Acting on information received from the North American Air Defense Command, the National Aeronautics and Space Administration said Wednesday that Pegasus 2, which it launched May 25, 1965, should reenter, burn and break up in the earth's atmosphere on or about Nov. 5.
Like Skylab before it, Pegasus could fall on any part of the earth as it circles the globe.
Far lighter than the 78-ton Skylab, Pegasus' orbit also covers a lot less of the earth than Skylab's did. Orbiting the earth at an inclination of 31.8 degrees, Pegasus 2 never flies farther north than Florida nor farther south than northern Argentina.
Still, Pegasus 2 manages to fly over almost all of Florida and parts of Texas, Louisiana, Mississippi and Alabama.

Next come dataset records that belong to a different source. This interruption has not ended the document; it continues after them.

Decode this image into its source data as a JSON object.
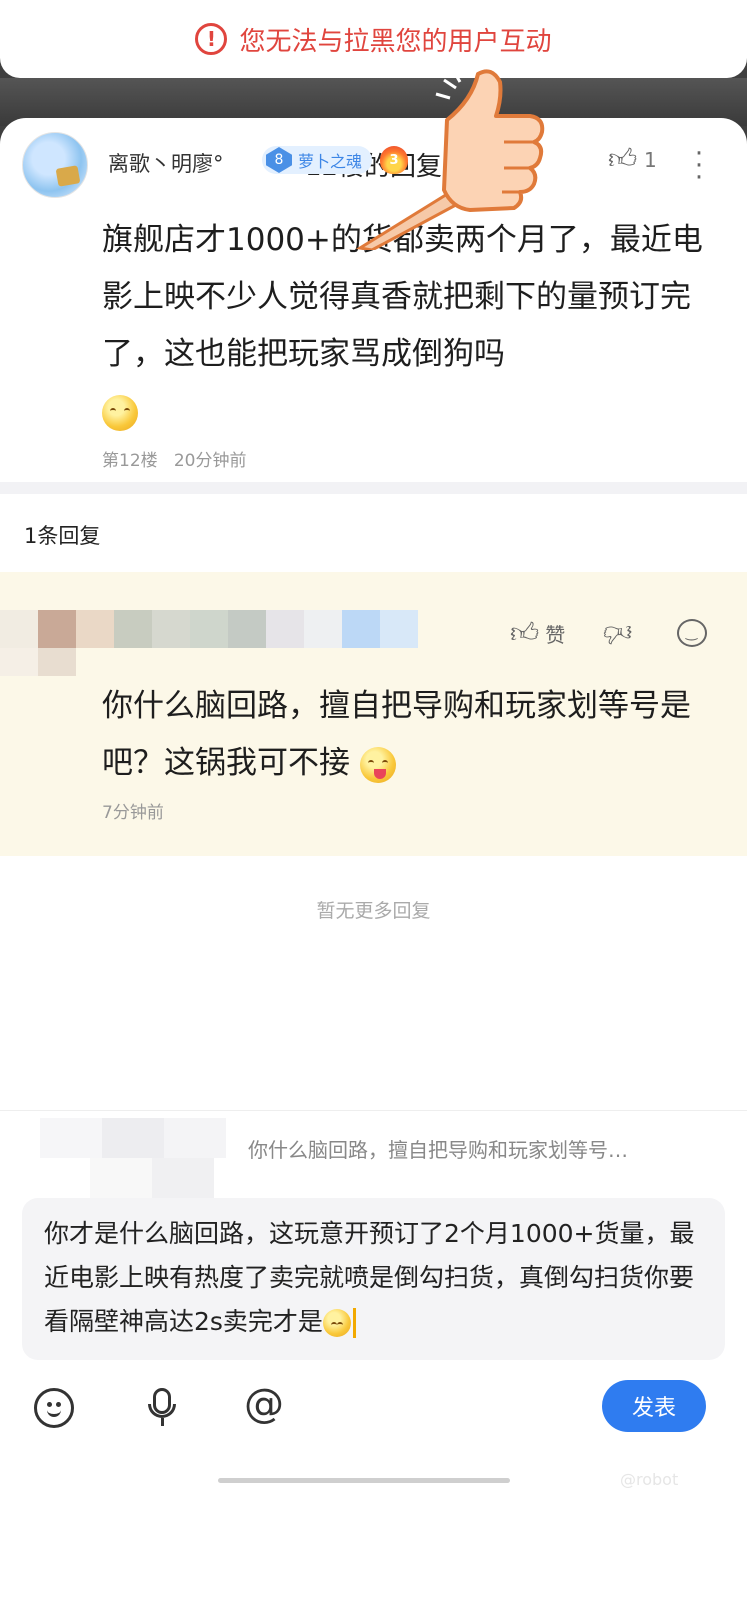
{
  "toast": {
    "icon": "alert-circle-icon",
    "text": "您无法与拉黑您的用户互动",
    "color": "#e0453e"
  },
  "header": {
    "title": "12楼的回复"
  },
  "post": {
    "username": "离歌丶明廖°",
    "level": "8",
    "level_title": "萝卜之魂",
    "fire_badge": "3",
    "like_count": "1",
    "text": "旗舰店才1000+的货都卖两个月了，最近电影上映不少人觉得真香就把剩下的量预订完了，这也能把玩家骂成倒狗吗",
    "floor": "第12楼",
    "time": "20分钟前"
  },
  "replies_header": {
    "count_label": "1条回复"
  },
  "reply": {
    "like_label": "赞",
    "text": "你什么脑回路，擅自把导购和玩家划等号是吧？这锅我可不接",
    "time": "7分钟前"
  },
  "no_more": "暂无更多回复",
  "compose": {
    "quote": "你什么脑回路，擅自把导购和玩家划等号…",
    "text": "你才是什么脑回路，这玩意开预订了2个月1000+货量，最近电影上映有热度了卖完就喷是倒勾扫货，真倒勾扫货你要看隔壁神高达2s卖完才是",
    "send_label": "发表"
  },
  "watermark": "@robot",
  "colors": {
    "accent": "#2f7cf0",
    "reply_bg": "#fcf8e8",
    "level_badge": "#4a90e6"
  }
}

It also flies over most of Africa, South America and almost all of Australia, where pieces of Skylab debris fell last August.

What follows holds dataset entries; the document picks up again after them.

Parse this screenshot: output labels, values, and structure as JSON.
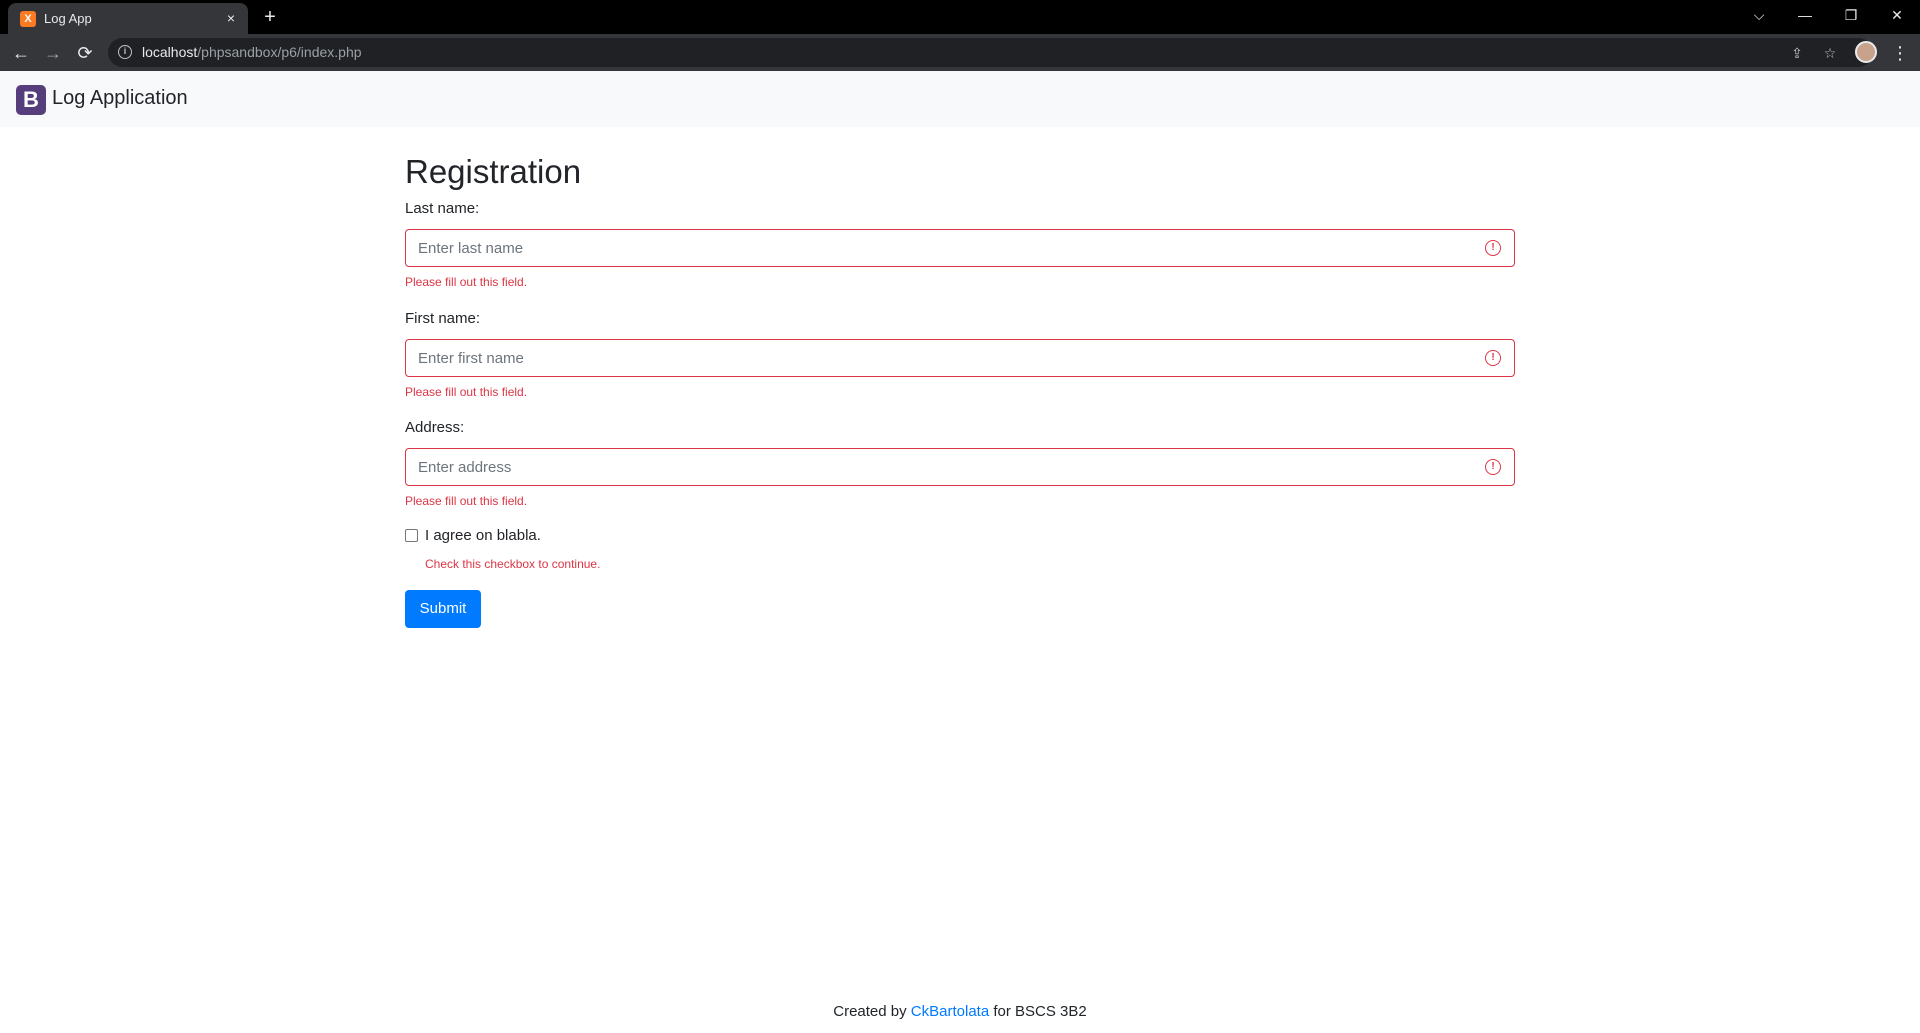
{
  "browser": {
    "tab_title": "Log App",
    "tab_favicon": "xampp-icon",
    "tab_close": "×",
    "new_tab": "+",
    "url_host": "localhost",
    "url_path": "/phpsandbox/p6/index.php",
    "window_controls": {
      "tab_search": "⌵",
      "minimize": "—",
      "restore": "❐",
      "close": "✕"
    },
    "nav": {
      "back": "←",
      "forward": "→",
      "reload": "⟳"
    },
    "info": "i",
    "share": "⇪",
    "bookmark": "☆",
    "menu": "⋮"
  },
  "navbar": {
    "brand_logo": "B",
    "brand_text": "Log Application"
  },
  "form": {
    "title": "Registration",
    "fields": [
      {
        "label": "Last name:",
        "placeholder": "Enter last name",
        "error": "Please fill out this field."
      },
      {
        "label": "First name:",
        "placeholder": "Enter first name",
        "error": "Please fill out this field."
      },
      {
        "label": "Address:",
        "placeholder": "Enter address",
        "error": "Please fill out this field."
      }
    ],
    "invalid_icon": "!",
    "checkbox": {
      "label": "I agree on blabla.",
      "error": "Check this checkbox to continue.",
      "checked": false
    },
    "submit_label": "Submit"
  },
  "footer": {
    "prefix": "Created by",
    "author": "CkBartolata",
    "suffix": "for BSCS 3B2"
  },
  "colors": {
    "primary": "#007bff",
    "danger": "#dc3545",
    "brand": "#563d7c",
    "navbar_bg": "#f8f9fa"
  }
}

The Pegasus 2 "assembly" as the space agency calls it, is 70 feet long and weighs 23,000 pounds. Attached to the spacecraft is the empty upper stage of the Saturn 1 rocket that put Pegasus into orbit.
The space agency said that an estimated 1,600 pounds of Pegasus and its upper-stage rocket may fall all the way to earth after it breaks up in the atmosphere. It said that most of the pieces striking the earth will weigh no more than 10 pounds but that several will weigh as much as 200 pounds apiece.
Pegasus 2 is one of the three identical spacecraft the space agency put into orbit in 1965 to study the impacts of micrometeoroids on spacecraft. The two other Pegasus craft have already broken up in the atmosphere, one in 1969 over the Pacific Ocean and the other in 1978 over Africa. No surviving pieces of either caused any damage or hit anybody, the space agency said.